Friday, November 7, 2008

You Become What You Practice or Rehearse

This is an interesting subject, so there will be all sorts of opinions on it, which is great!  It promotes deepening.

Let's be clear.  Life as we know it cannot exist without repetition. Think about it-- your heart beat, breathing,  walking, planetary rotation, eating and sleeping, the list goes on infinitely. Tempo itself is based in repetition.

Repetition does work as a technique in rehearsals. But the question is, "What kind?" 

For example, if two people are dating, they usually don't say to others, "Sally and I have been seeing each other repetitively." It is usually called dating, which means seeing each other on a regular basis to get to know each other. So the value of repetition in rehearsing or practicing is to get to know the piece more intimately, which is building a relationship with the piece. 

Once a relationship with the piece is built, which of course can deepen over time, there is the possibility of interacting with its essence, and having a richer communication with it. 

Just because someone is doing something on a repetitive basis, whether its rehearsing or seeing another person or having been at a job for 30 years, does not automatically  give rise to profound insight or result. It does give experience, but depending on what the person's motives, reasons and sentiments about life are, it can provide ever expanding perception and greater understanding or an attitude of "time to make the donuts." 

Also, it has not been my experience that the reason why student orchestras sound more connected at times is because of lots repetition. I think it happens in spite of all the repetition because of the enthusiasm and freshness of the attitude they bring to it. It has not become stale, it is still new.

As a great mentor of mine used to say, "Its not what you do, its the reasons why you do it."

Contemplation: You are what you practice.

1 comment:

Anonymous said...

Concerning reasons and motives...

I think it's tragedy when conductors/musicians make their musical motives to be about themselves...

Lately I've realized that there are many selfish people in this business. I know people are in music for all sorts of reasons. Maybe it helps them understand/cope with life... maybe the music gives them inner peace in a world which is not always such... maybe it just bring happiness... etc...

But in many cases, music is not about the individual - ESPECIALLY when others are involved (i.e. your section mates, the other members of your orchestra/ensemble, the people in your audience)

People matter.

I guess what I'm getting at is that a person's reasons/motives for music are easily identifiable, especially when working with them in a rehearsal setting. The longer you work with someone, you eventually figure out what they're all about.

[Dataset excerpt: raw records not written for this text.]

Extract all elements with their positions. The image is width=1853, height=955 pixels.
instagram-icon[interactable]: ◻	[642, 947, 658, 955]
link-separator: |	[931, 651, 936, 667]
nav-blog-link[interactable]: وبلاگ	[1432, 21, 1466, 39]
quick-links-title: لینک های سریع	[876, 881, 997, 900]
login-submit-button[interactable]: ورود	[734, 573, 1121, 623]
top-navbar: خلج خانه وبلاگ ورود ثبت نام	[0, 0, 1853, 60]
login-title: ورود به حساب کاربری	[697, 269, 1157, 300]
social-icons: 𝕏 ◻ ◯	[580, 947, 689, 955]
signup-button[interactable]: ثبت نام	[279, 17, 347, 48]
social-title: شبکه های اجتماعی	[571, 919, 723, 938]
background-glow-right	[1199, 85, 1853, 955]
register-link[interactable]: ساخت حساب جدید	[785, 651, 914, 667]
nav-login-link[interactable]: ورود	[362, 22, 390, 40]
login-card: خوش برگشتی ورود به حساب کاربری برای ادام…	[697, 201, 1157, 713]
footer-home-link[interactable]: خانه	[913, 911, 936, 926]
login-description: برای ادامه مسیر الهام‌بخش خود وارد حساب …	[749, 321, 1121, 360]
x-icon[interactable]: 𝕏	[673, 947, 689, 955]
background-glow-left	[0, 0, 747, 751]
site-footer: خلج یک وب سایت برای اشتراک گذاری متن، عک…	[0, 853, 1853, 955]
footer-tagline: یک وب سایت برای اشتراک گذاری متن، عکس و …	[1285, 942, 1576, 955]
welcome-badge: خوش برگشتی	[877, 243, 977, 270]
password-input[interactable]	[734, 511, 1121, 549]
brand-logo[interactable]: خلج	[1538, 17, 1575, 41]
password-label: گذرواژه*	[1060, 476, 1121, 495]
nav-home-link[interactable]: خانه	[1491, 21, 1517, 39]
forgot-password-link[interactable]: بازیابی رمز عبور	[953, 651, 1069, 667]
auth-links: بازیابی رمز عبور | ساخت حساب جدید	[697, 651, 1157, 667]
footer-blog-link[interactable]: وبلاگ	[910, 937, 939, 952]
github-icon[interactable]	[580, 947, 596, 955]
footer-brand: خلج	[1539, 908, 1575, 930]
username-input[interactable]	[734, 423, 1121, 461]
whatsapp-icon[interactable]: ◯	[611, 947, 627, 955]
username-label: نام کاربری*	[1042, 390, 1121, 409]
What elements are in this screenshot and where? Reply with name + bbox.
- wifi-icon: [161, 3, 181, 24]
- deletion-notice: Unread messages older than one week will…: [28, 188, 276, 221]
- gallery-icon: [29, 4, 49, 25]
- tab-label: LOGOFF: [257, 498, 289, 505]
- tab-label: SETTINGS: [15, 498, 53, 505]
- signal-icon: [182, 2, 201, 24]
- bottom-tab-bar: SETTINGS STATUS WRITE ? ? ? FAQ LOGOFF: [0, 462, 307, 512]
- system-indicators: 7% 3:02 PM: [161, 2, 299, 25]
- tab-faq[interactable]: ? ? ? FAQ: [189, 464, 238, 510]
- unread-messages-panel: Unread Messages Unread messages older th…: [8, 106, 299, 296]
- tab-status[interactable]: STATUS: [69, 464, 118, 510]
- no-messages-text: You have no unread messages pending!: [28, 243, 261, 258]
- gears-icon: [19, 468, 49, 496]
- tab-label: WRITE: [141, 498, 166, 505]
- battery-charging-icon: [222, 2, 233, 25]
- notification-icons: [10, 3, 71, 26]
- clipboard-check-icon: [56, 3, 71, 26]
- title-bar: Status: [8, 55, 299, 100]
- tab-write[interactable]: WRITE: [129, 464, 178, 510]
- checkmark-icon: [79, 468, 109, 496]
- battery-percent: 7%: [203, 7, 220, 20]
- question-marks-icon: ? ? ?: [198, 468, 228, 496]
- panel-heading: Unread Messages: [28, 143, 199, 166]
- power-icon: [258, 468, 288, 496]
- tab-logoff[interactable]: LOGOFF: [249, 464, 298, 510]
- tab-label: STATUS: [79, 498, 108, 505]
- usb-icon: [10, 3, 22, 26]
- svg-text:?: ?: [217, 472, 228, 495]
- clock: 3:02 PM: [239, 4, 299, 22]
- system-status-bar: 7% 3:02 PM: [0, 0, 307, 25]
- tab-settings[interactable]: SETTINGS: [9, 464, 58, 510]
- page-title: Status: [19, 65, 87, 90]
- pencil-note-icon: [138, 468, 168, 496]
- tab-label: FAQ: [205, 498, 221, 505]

Is there an energy/connection felt between your section mates because every one of you is unified by a common goal? Does your orchestra play with life and vigor because they feel a live connection between all its members and the conductor?

Most of us want to answer "yes" but can't.

Sometimes a conductor can inspire this kind of unity. They understand that making music is really about every single person in the ensemble coming together for a common purpose. The same applies for section mates who are pulling for one another. There is an unspoken, yet very real, selflessness about these two situations.

What gets me is the conductor or musician who's in it for him/herself. They're often self-indulgent when it comes to making music. There's no team-spirit, no evident comaraderie, no support for the endeavors of others. I've found that when "trying" to work with people like this, they tend to be very detrimental to the overall "success" of the ensemble.

One of the best examples of selflessness I ever saw from a "youth orchestra" was a performance of the Simon Bolivar Youth Orchestra of Venezuela last year. This group sounded like no youth orchestra I'd ever heard. From the moment they took the stage, there was an electricity that could be felt, that emitted to the very last row at Symphony Hall. How do you explain this? This is unusual for any orchestra (youth, student, pro) in this country. Maybe it was because this group harbored the true essence of teamship through every single one of its members, including the conductor, Gustavo Dudamel. Each person wanted the other to succeed, and to take none for themselves. (I recall hearing that Dudamel never takes a bow during audience applause, because this would be an act of taking credit for himself...)

Repetition has been at the heart of this discussion... but maybe the problem is not in the mindless rehearsing, but rather in the motives behind each musician involved. Perhaps too many people are concerned with themselves... "I hate this conductor - I don't care what he thinks..." "Man I'm gonna make sure everyone hears me in Heldenleben tonight..." "What a weak group! - I'm gonna bury everyone with my mammoth SOUND!"

...or conductors that take the credit for themselves... "I created this..." "The performance was a success because I was at the podium..." "MY FAME..." "MY GLORY..."

Let's focus less on ourselves and more on others.